Le non-accès à l’eau, facteur aggravant de cette précarité
Qui dit gestion des règles, dit accès à l’eau et à des sanitaires. Or, des millions de femmes dans le monde n’ont pas d’accès à des installations d’eau et d’assainissement pour gérer leur santé et leur hygiène menstruelles. La gestion de leurs règles oblige même certaines femmes à manquer des jours d’école ou de travail. « Les enjeux sont énormes à Mayotte sur l’aspect éducatif car des jeunes femmes se retrouvent à devoir suspendre leur scolarité quand elles n’ont pas de protections hygiéniques, quelques jours chaque mois, cela conduit à des décrochements scolaires, et si ces femmes vivent dans des situations précaires, c’est la double peine. Il y a un enjeu de santé publique mais aussi un enjeu social pour l’avenir du territoire autour de cette problématique », confie Kadafi Attoumani, le directeur territorial Mayotte de la Croix-Rouge française. Véritable problème de santé publique, présent sur les cinq continents, autant dans des pays pauvres, que dans des pays riches, la précarité menstruelle est aussi particulièrement importante en zones rurales.
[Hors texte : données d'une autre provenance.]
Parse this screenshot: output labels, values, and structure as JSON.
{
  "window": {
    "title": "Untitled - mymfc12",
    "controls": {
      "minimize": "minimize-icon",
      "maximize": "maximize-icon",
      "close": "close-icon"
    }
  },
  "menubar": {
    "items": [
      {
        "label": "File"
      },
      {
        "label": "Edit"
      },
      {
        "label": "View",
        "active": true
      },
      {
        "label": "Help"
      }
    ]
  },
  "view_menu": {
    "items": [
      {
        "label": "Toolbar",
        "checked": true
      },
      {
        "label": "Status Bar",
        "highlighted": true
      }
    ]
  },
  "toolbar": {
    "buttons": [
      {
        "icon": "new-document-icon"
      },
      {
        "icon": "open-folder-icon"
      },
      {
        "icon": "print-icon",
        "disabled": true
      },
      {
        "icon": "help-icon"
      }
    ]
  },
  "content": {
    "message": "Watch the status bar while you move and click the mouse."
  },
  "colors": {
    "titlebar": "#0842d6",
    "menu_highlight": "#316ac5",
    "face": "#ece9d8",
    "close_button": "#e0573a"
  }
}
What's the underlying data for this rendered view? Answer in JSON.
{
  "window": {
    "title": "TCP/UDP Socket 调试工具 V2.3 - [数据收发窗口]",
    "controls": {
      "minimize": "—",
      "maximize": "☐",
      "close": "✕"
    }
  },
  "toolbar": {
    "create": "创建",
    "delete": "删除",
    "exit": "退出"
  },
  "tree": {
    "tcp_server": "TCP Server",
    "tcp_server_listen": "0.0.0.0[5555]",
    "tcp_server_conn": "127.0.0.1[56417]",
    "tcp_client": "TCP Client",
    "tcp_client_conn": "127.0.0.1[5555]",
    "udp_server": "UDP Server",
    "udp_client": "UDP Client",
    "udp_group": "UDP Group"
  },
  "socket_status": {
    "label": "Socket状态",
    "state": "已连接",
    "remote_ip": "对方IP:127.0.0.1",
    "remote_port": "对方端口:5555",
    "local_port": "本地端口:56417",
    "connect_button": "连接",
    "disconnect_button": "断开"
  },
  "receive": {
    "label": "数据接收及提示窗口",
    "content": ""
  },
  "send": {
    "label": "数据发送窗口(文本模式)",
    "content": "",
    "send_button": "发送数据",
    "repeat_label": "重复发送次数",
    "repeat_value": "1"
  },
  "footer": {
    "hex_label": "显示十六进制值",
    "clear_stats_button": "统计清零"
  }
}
Une étude de l’Organisation mondiale de la Santé (OMS) et du Fonds des Nations unies pour l’enfance (UNICEF) a révélé que des femmes vivant en zone urbaine avaient plus d’accès à des protections périodiques qu’en zone rurale, où une femme sur cinq est dépourvue de protections pour ses règles.
La stigmatisation tue
Cette précarité conduit également à une stigmatisation que l’on aimerait endiguer et à un manque d’information et d’éducation sur le sujet. « Les jeunes femmes ne sont pas assez préparées à avoir leurs règles, elles sont vraiment livrées à elles-mêmes, n’osent pas toujours parler de ce sujet, elles vont se cacher dans un coin pour mettre leurs protections, parfois ne savent pas comment s’y prendre, cela conduit même à des usages désagréables ou pire, carrément dangereux », rapporte la représentante de Règles Élémentaires. Le syndrome du choc toxique, maladie infectieuse rare et aiguë, potentiellement létale, concerne 1 femme sur 100.